Pedagang menata kaos bergambar Jokowi di kawasan Pasar Baru, Jakarta Pusat, Kamis (27/3). (foto: Raisan Al Farisi)
REPUBLIKA.CO.ID, JAKARTA -- Pengamat Politik Universitas Paramadina Herdi Sahrasad menilai kampanye pencitraan "dizalimi" tidak efektif lagi. Karena, masyarakat semakin cerdas dan selektif dengan menerima informasi dari media cetak, elektronik.

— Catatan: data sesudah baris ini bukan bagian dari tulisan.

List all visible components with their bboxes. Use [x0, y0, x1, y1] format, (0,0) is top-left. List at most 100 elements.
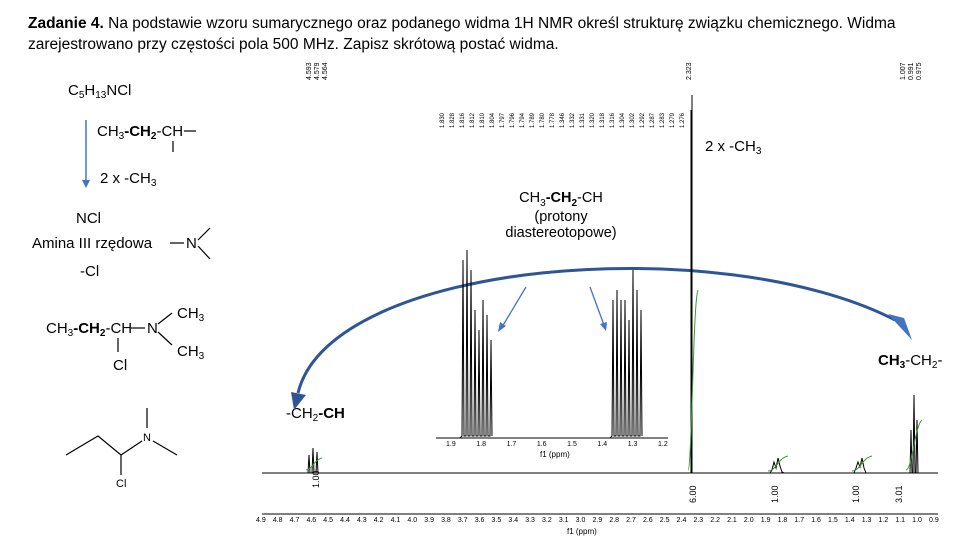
x-tick-label: 1.8: [777, 517, 788, 524]
inset-peak-label: 1.810: [480, 112, 486, 128]
x-tick-label: 2.3: [693, 517, 704, 524]
inset-peak-label: 1.332: [570, 112, 576, 128]
inset-peak-label: 1.276: [680, 112, 686, 128]
inset-peak-label: 1.302: [630, 112, 636, 128]
arrow-to-multiplet-right: [589, 286, 605, 326]
inset-peak-label: 1.812: [470, 112, 476, 128]
diastereotopic-line1: CH3-CH2-CH: [519, 190, 603, 209]
inset-tick-label: 1.2: [658, 441, 668, 448]
fragment-ch3-ch2-ch: CH3-CH2-CH: [97, 123, 184, 142]
inset-peak-label: 1.331: [580, 112, 586, 128]
x-tick-label: 1.2: [878, 517, 889, 524]
arrow-to-multiplet-left: [501, 286, 527, 328]
x-tick-label: 1.5: [828, 517, 838, 524]
inset-peak-label: 1.279: [670, 112, 676, 128]
inset-peak-label: 1.789: [530, 112, 536, 128]
amine-bond-up: [197, 227, 211, 241]
cl-group-label: -Cl: [80, 263, 100, 280]
amine-bond-down: [197, 245, 211, 260]
x-tick-label: 3.9: [424, 517, 434, 524]
x-tick-label: 2.2: [710, 517, 720, 524]
skeletal-cl: Cl: [116, 478, 126, 490]
inset-peak-label: 1.797: [500, 112, 506, 128]
inset-peak-label: 1.320: [590, 112, 596, 128]
inset-peak-label: 1.816: [460, 112, 466, 128]
x-tick-label: 3.6: [474, 517, 485, 524]
peak-label-0975: 0.975: [916, 62, 923, 80]
assignment-arc-arrow: [296, 267, 896, 394]
skeletal-n: N: [143, 432, 151, 444]
peak-label-0991: 0.991: [908, 62, 915, 80]
amine-label: Amina III rzędowa: [32, 235, 153, 252]
x-tick-label: 1.9: [760, 517, 771, 524]
integral-curves: [305, 289, 923, 472]
task-text: Zadanie 4. Na podstawie wzoru sumaryczne…: [28, 13, 938, 55]
peak-label-1007: 1.007: [900, 62, 907, 80]
x-tick-label: 3.0: [575, 517, 586, 524]
main-axis-label: f1 (ppm): [567, 527, 597, 536]
x-tick-label: 4.8: [272, 517, 283, 524]
x-tick-label: 3.8: [441, 517, 451, 524]
final-bond-n-ch3-bottom: [157, 331, 173, 346]
inset-peak-label: 1.287: [650, 112, 656, 128]
x-tick-label: 1.0: [912, 517, 922, 524]
x-tick-label: 4.0: [407, 517, 418, 524]
ch3-ch2-label: CH3-CH2-: [878, 352, 943, 371]
peak-label-4564: 4.564: [322, 62, 329, 80]
inset-axis-label: f1 (ppm): [540, 450, 570, 459]
inset-peak-label: 1.830: [440, 112, 446, 128]
peak-label-4593: 4.593: [306, 62, 313, 80]
x-tick-label: 1.6: [811, 517, 821, 524]
inset-peak-label: 1.780: [540, 112, 546, 128]
x-tick-label: 2.9: [592, 517, 603, 524]
final-structure-chain: CH3-CH2-CH: [46, 320, 133, 339]
x-tick-label: 0.9: [929, 517, 939, 524]
x-tick-label: 3.2: [542, 517, 552, 524]
inset-tick-label: 1.9: [446, 441, 456, 448]
x-tick-label: 3.1: [558, 517, 569, 524]
nmr-peaks: [306, 95, 920, 474]
x-tick-label: 4.3: [356, 517, 367, 524]
x-tick-label: 4.4: [340, 517, 350, 524]
inset-tick-label: 1.8: [476, 441, 487, 448]
x-tick-label: 3.4: [508, 517, 519, 524]
integral-value-3: 1.00: [770, 485, 780, 503]
two-ch3-label-left: 2 x -CH3: [100, 170, 157, 189]
x-tick-label: 3.7: [457, 517, 468, 524]
x-tick-label: 4.6: [306, 517, 317, 524]
derivation-arrow-head: [82, 180, 90, 188]
task-heading: Zadanie 4.: [28, 15, 104, 32]
x-tick-label: 2.8: [609, 517, 620, 524]
x-tick-label: 4.2: [373, 517, 384, 524]
inset-peak-label: 1.292: [640, 112, 646, 128]
inset-peak-label: 1.804: [490, 112, 496, 128]
x-tick-label: 4.5: [323, 517, 334, 524]
peak-label-4579: 4.579: [314, 62, 321, 80]
amine-n-atom: N: [186, 235, 197, 252]
x-tick-label: 1.7: [794, 517, 805, 524]
x-tick-label: 4.1: [390, 517, 401, 524]
two-ch3-label-spectrum: 2 x -CH3: [705, 138, 762, 157]
x-tick-label: 3.3: [525, 517, 535, 524]
diastereotopic-label: CH3-CH2-CH (protony diastereotopowe): [486, 190, 636, 241]
x-tick-label: 3.5: [491, 517, 502, 524]
inset-tick-label: 1.5: [567, 441, 577, 448]
inset-peak-label: 1.794: [520, 112, 526, 128]
final-bond-n-ch3-top: [157, 312, 173, 325]
x-tick-label: 2.0: [743, 517, 754, 524]
x-tick-label: 2.1: [727, 517, 737, 524]
inset-peak-label: 1.778: [550, 112, 556, 128]
inset-peak-label: 1.316: [610, 112, 616, 128]
inset-peak-label: 1.828: [450, 112, 456, 128]
final-ch3-bottom: CH3: [177, 343, 205, 362]
inset-tick-label: 1.3: [627, 441, 638, 448]
task-body: Na podstawie wzoru sumarycznego oraz pod…: [28, 15, 896, 53]
inset-peak-label: 1.346: [560, 112, 566, 128]
inset-peak-label: 1.283: [660, 112, 666, 128]
diastereotopic-line3: diastereotopowe): [505, 224, 617, 241]
peak-label-2323: 2.323: [686, 62, 693, 80]
final-cl: Cl: [113, 357, 128, 374]
molecular-formula: C5H13NCl: [68, 82, 132, 101]
skeletal-formula: [65, 408, 178, 475]
ncl-label: NCl: [76, 210, 101, 227]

"Bisa dimanfaatkan kelompok pak Jokowi untuk memberi kesan dizalimi atau disudutkan. Tapi kesan dizalimi itu tidak efektif karena masyarakat semakin cerdas," kata Herdi Sahrasad dalam keterangan tertulis di Jakarta, Sabtu (10/5).
Herdi menanggapi tulisan "RIP Jokowi" yang sempat beredar di media sosial dan hingga kini pelaku penyebar tulisan tersebut belum diketahui.
Menurut dosen Pasca Sarjana Universitas Paramadina tersebut, apabila tim Jokowi memanfaatkan hal tersebut menjadi kesan disudutkan itu tidak berguna karena masyarakat dapat mengakses berbagai macam informasi dari media cetak, elektronik, maupun sosial.
Herdi mengatakan pencitraan dizalimi terkesan sudah biasa bagi publik karena seringkali diulang-ulang."Pencitraan dizalimi terkesan pengulangan-pengulangan yang memuakkan," kata dia.
Dalam ilmu budaya,lanjutnya, pengulangan ditindas, itu termasuk "mannerism" sudah usang dan tidak terlalu efektif untuk mempengaruhi masyarakat.
Masyarakat saat ini ingin melihat kampanye yang mendidik dengan misi maupun visi yang jelas dan terukur.
Ia mencontohkan dalam visi dan misi tersebut ada cara, mekanisme maupun metode bagaimana memajukan kedaulatan ekonomi.
"Jadi harus dijelaskan bagaimana kebijakan maupun langkahnya. Masyarakat ingin tahu itu," kata dia.